La victoire du Rwanda, pays plurilingue, consacre la stratégie inclusive d'Emmanuel Macron, qui entend défendre le français sans l'opposer aux autres langues. Le "combat fondamental pour notre langue est un combat pour le plurilinguisme […]. Le français est devenu une langue monde, il n'écrase pas les autres langues mais s'en nourrit", a-t-il répété dans son discours au sommet jeudi.
 

Quatre nouveaux membres

L'Irlande, Malte, la Gambie et la Louisiane ont été acceptés jeudi en tant qu'observateurs, donc sans droit de vote, de l'Organisation internationale de la francophonie (OIF), a indiqué son porte-parole, peu après le retrait de la candidature de l'Arabie saoudite, très contestée sur les droits de l'homme.

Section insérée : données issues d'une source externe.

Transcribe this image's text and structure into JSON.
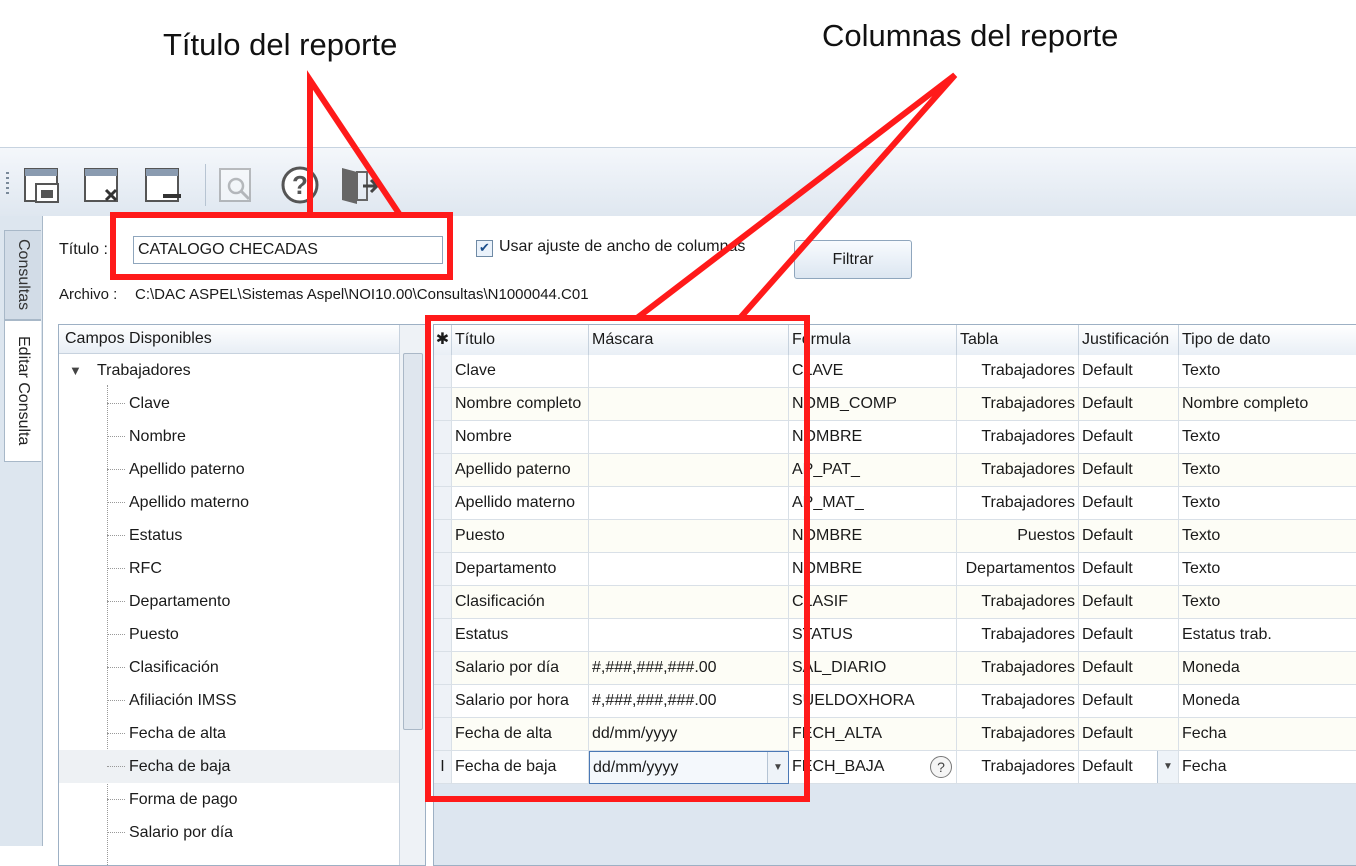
{
  "annotations": {
    "title_callout": "Título del reporte",
    "columns_callout": "Columnas del reporte"
  },
  "toolbar": {
    "icons": [
      "save-icon",
      "close-document-icon",
      "minimize-document-icon",
      "preview-icon",
      "help-icon",
      "exit-icon"
    ]
  },
  "sidebar": {
    "tab_consultas": "Consultas",
    "tab_editar": "Editar Consulta"
  },
  "form": {
    "titulo_label": "Título :",
    "titulo_value": "CATALOGO CHECADAS",
    "ajuste_label": "Usar ajuste de ancho de columnas",
    "ajuste_checked": true,
    "filtrar_label": "Filtrar",
    "archivo_label": "Archivo :",
    "archivo_path": "C:\\DAC ASPEL\\Sistemas Aspel\\NOI10.00\\Consultas\\N1000044.C01"
  },
  "tree": {
    "header": "Campos Disponibles",
    "root": "Trabajadores",
    "items": [
      "Clave",
      "Nombre",
      "Apellido paterno",
      "Apellido materno",
      "Estatus",
      "RFC",
      "Departamento",
      "Puesto",
      "Clasificación",
      "Afiliación IMSS",
      "Fecha de alta",
      "Fecha de baja",
      "Forma de pago",
      "Salario por día"
    ],
    "selected": "Fecha de baja"
  },
  "grid": {
    "new_row_marker": "✱",
    "edit_row_marker": "I",
    "headers": [
      "Título",
      "Máscara",
      "Formula",
      "Tabla",
      "Justificación",
      "Tipo de dato"
    ],
    "rows": [
      [
        "Clave",
        "",
        "CLAVE",
        "Trabajadores",
        "Default",
        "Texto"
      ],
      [
        "Nombre completo",
        "",
        "NOMB_COMP",
        "Trabajadores",
        "Default",
        "Nombre completo"
      ],
      [
        "Nombre",
        "",
        "NOMBRE",
        "Trabajadores",
        "Default",
        "Texto"
      ],
      [
        "Apellido paterno",
        "",
        "AP_PAT_",
        "Trabajadores",
        "Default",
        "Texto"
      ],
      [
        "Apellido materno",
        "",
        "AP_MAT_",
        "Trabajadores",
        "Default",
        "Texto"
      ],
      [
        "Puesto",
        "",
        "NOMBRE",
        "Puestos",
        "Default",
        "Texto"
      ],
      [
        "Departamento",
        "",
        "NOMBRE",
        "Departamentos",
        "Default",
        "Texto"
      ],
      [
        "Clasificación",
        "",
        "CLASIF",
        "Trabajadores",
        "Default",
        "Texto"
      ],
      [
        "Estatus",
        "",
        "STATUS",
        "Trabajadores",
        "Default",
        "Estatus trab."
      ],
      [
        "Salario por día",
        "#,###,###,###.00",
        "SAL_DIARIO",
        "Trabajadores",
        "Default",
        "Moneda"
      ],
      [
        "Salario por hora",
        "#,###,###,###.00",
        "SUELDOXHORA",
        "Trabajadores",
        "Default",
        "Moneda"
      ],
      [
        "Fecha de alta",
        "dd/mm/yyyy",
        "FECH_ALTA",
        "Trabajadores",
        "Default",
        "Fecha"
      ],
      [
        "Fecha de baja",
        "dd/mm/yyyy",
        "FECH_BAJA",
        "Trabajadores",
        "Default",
        "Fecha"
      ]
    ]
  },
  "colors": {
    "callout_red": "#ff1a1a"
  }
}
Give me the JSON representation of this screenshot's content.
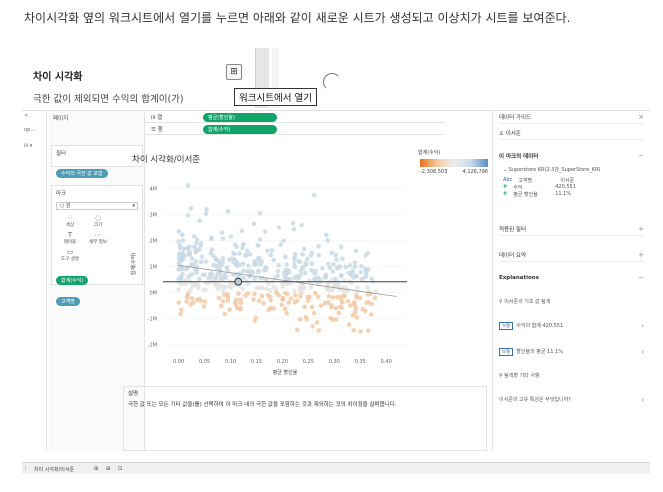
{
  "caption": "차이시각화 옆의 워크시트에서 열기를 누르면 아래와 같이 새로운 시트가 생성되고 이상치가 시트를 보여준다.",
  "snippet": {
    "title": "차이 시각화",
    "subtitle": "극한 값이 제외되면 수익의 합계이(가)",
    "tooltip": "워크시트에서 열기"
  },
  "left_strip": {
    "item1": "up...",
    "item2": "iii ▾",
    "arrow": "<"
  },
  "pages": {
    "label": "페이지"
  },
  "filters": {
    "label": "필터",
    "pill": "수익의 극한 값 포함"
  },
  "marks": {
    "label": "마크",
    "type": "원",
    "buttons": [
      {
        "label": "색상",
        "icon": "⁘"
      },
      {
        "label": "크기",
        "icon": "◌"
      },
      {
        "label": "레이블",
        "icon": "T"
      },
      {
        "label": "세부 정보",
        "icon": "⋯"
      },
      {
        "label": "도구 설명",
        "icon": "▭"
      }
    ],
    "pills": [
      "합계(수익)",
      "고객명"
    ]
  },
  "shelves": {
    "columns_label": "iii 열",
    "columns_pill": "평균(할인율)",
    "rows_label": "☰ 행",
    "rows_pill": "합계(수익)"
  },
  "viz": {
    "title": "차이 시각화/이서준"
  },
  "chart_data": {
    "type": "scatter",
    "title": "차이 시각화/이서준",
    "xlabel": "평균 할인율",
    "ylabel": "합계(수익)",
    "xticks": [
      "0.00",
      "0.05",
      "0.10",
      "0.15",
      "0.20",
      "0.25",
      "0.30",
      "0.35",
      "0.40"
    ],
    "yticks": [
      "4M",
      "3M",
      "2M",
      "1M",
      "0M",
      "-1M",
      "-2M"
    ],
    "xlim": [
      -0.03,
      0.44
    ],
    "ylim": [
      -2.4,
      4.6
    ],
    "highlight_point": {
      "x": 0.115,
      "y": 0.42
    },
    "reference_line_y": 0.42,
    "trend_line": [
      {
        "x": 0.0,
        "y": 1.05
      },
      {
        "x": 0.42,
        "y": -0.15
      }
    ]
  },
  "legend": {
    "title": "합계(수익)",
    "min": "-2,308,503",
    "max": "4,126,796"
  },
  "description": {
    "title": "설명",
    "text": "극한 값 또는 모든 기타 값을(를) 선택하여 이 마크 내의 극한 값을 포함하는 것과 제외하는 것의 차이점을 살펴봅니다."
  },
  "guide": {
    "header": "데이터 가이드",
    "close": "×",
    "person": "이서준",
    "mark_data_label": "이 마크의 데이터",
    "source": "Superstore KR(2.3강_SuperStore_KR)",
    "field1_k": "고객명",
    "field1_v": "이서준",
    "field2_k": "수익",
    "field2_v": "420,551",
    "field3_k": "평균 할인율",
    "field3_v": "11.1%",
    "filters_label": "적용된 필터",
    "summary_label": "데이터 요약",
    "explanations_label": "Explanations",
    "exp_base": "이서준의 기초 값 탐색",
    "exp_tag": "보통",
    "exp_item1": "수익의 합계 420,551",
    "exp_item2": "할인율의 평균 11.1%",
    "other_link": "탐색할 기타 사항",
    "unique_link": "이서준의 고유 특성은 무엇입니까?"
  },
  "tabbar": {
    "tab": "차이 시각화/이서준"
  }
}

L'Irlande et Malte comptent respectivement 12% et 13% de francophones, selon l'OIF, tandis que la Gambie, petit pays largement anglophone, est entouré de pays francophones. 

L'Etat américain de Louisiane, qui porte le nom de l'immense colonie française qui s'étendait des Etats-Unis au Canada, compte 200000 francophones, selon un recensement de l'an 2000, sur 4,7 millions d'habitants. Il s'agit majoritairement de "Cajuns" ou "Cadiens", ces descendants des Acadiens, colons français de l'est du Canada qui avaient été chassés par les Anglais en 1755 lors du "Grand Dérangement".

L'OIF réunit 84 Etats et gouvernements "ayant le français en partage" mais qui comptent parfois peu de francophones, comme la Moldavie (2% de francophones), l'Egypte ou la Bulgarie (3% chacune), selon les derniers chiffres de l'OIF. L'Ukraine ou l'Uruguay ne comptent eux que 0,1% de locuteurs français chacun mais ils ne sont que pays "observateurs". Actuellement, seul un tiers des pays de l'organisation reconnaissent dans leur Constitution le français.

Parmi ses 84 Etats et gouvernements – certains n'étant que des "territoires" comme la Wallonie ou la province canadienne de l'Ontario –, figurent 26 observateurs et quatre "membres associés", un stade supérieur qui permet de participer à davantage de réunions mais sans cependant octroyer de droit de vote.

L'Arabie saoudite avait également déposé une candidature mais a finalement jeté les gants, demandant à ce que l'étude de sa demande soit "reportée", selon le porte-parole du secrétariat de l'OIF.  Cette demande d'adhésion avait suscité de vives critiques au sein de la Francophonie, visant le rapport lointain qu'entretient le pays avec la langue française mais également ses violations répétées des droits de l'homme, selon des ONG. Les Emirats arabes unis sont déjà un observateur de l'OIF, tandis que le Qatar est membre associé.